10/19/17:
Planned chaos

At times, Flotation Toy Warning sounds completely amateur. Detuned instruments, off-key and generally off-handed vocals, songs written in competing keys and a general inability to conform to any conventional sense of song structure.



Flotation Toy Warning
The Machine That Made Us
(Talitres)

Actually, at any given moment, one of those things is happening. What is remarkable is how the band manages to bring these songs together by the end.

After three or four songs, the listener's brain has been reorganized. For most, prog is synonymous with technical virtuosity and conventional (even classical) structure. Flotation Toy Warning keeps the stellar playing, but subverts it with the aforementioned tuning and rambling paths. Imagine the Replacements playing Flaming Lips in the style of, um, well that's the thing.

Flotation Toy Warning is generally understated, but that, too, is hardly consistent. Sometimes these songs coalesce into brilliantly simply statements. For a few seconds. And then they wander back into the chaos. Chaos that is created entirely by the music; the sound here is impeccably clean with almost no distortion.

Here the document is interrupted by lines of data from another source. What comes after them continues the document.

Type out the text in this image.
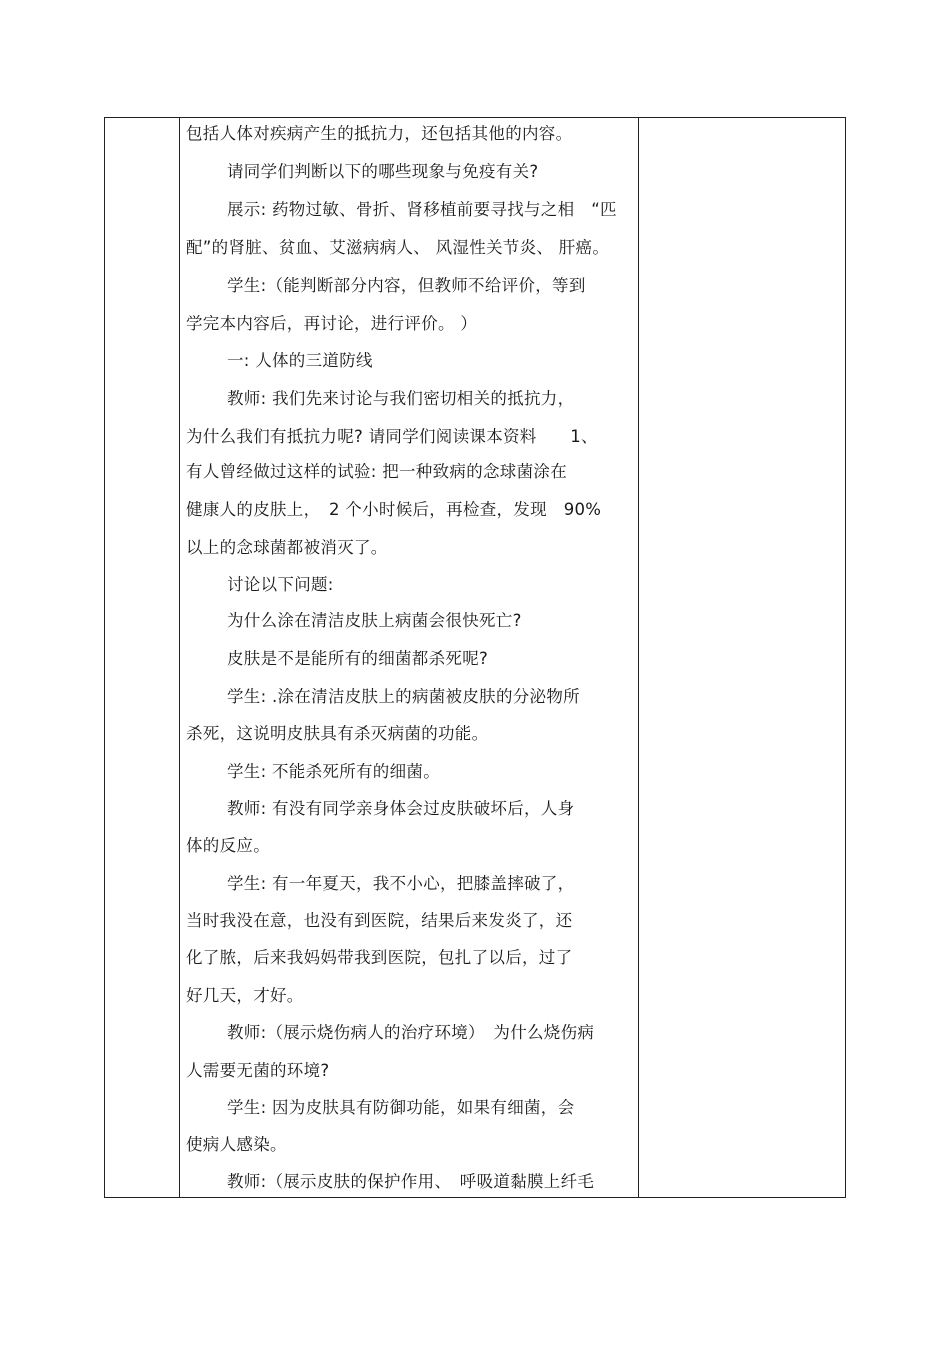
包括人体对疾病产生的抵抗力，还包括其他的内容。
请同学们判断以下的哪些现象与免疫有关?
展示: 药物过敏、骨折、肾移植前要寻找与之相　“匹
配”的肾脏、贫血、艾滋病病人、 风湿性关节炎、 肝癌。
学生:（能判断部分内容，但教师不给评价，等到
学完本内容后，再讨论，进行评价。 ）
一: 人体的三道防线
教师: 我们先来讨论与我们密切相关的抵抗力，
为什么我们有抵抗力呢? 请同学们阅读课本资料　　1、
有人曾经做过这样的试验: 把一种致病的念球菌涂在
健康人的皮肤上，　2 个小时候后，再检查，发现　90%
以上的念球菌都被消灭了。
讨论以下问题:
为什么涂在清洁皮肤上病菌会很快死亡?
皮肤是不是能所有的细菌都杀死呢?
学生: .涂在清洁皮肤上的病菌被皮肤的分泌物所
杀死，这说明皮肤具有杀灭病菌的功能。
学生: 不能杀死所有的细菌。
教师: 有没有同学亲身体会过皮肤破坏后，人身
体的反应。
学生: 有一年夏天，我不小心，把膝盖摔破了，
当时我没在意，也没有到医院，结果后来发炎了，还
化了脓，后来我妈妈带我到医院，包扎了以后，过了
好几天，才好。
教师:（展示烧伤病人的治疗环境）　为什么烧伤病
人需要无菌的环境?
学生: 因为皮肤具有防御功能，如果有细菌，会
使病人感染。
教师:（展示皮肤的保护作用、　呼吸道黏膜上纤毛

Simply pulling all of this together into something greater than an unholy mess would have been a herculean task. Flotation Toy Warning goes one better, crafting (in its fashion) an astonishing statement of modern dissolution. And while I'm sure there is no straightforward political statement on this album, the sound of the world breaking down (without actually doing so) is timely as hell. Try this one on, and it will steal your heart.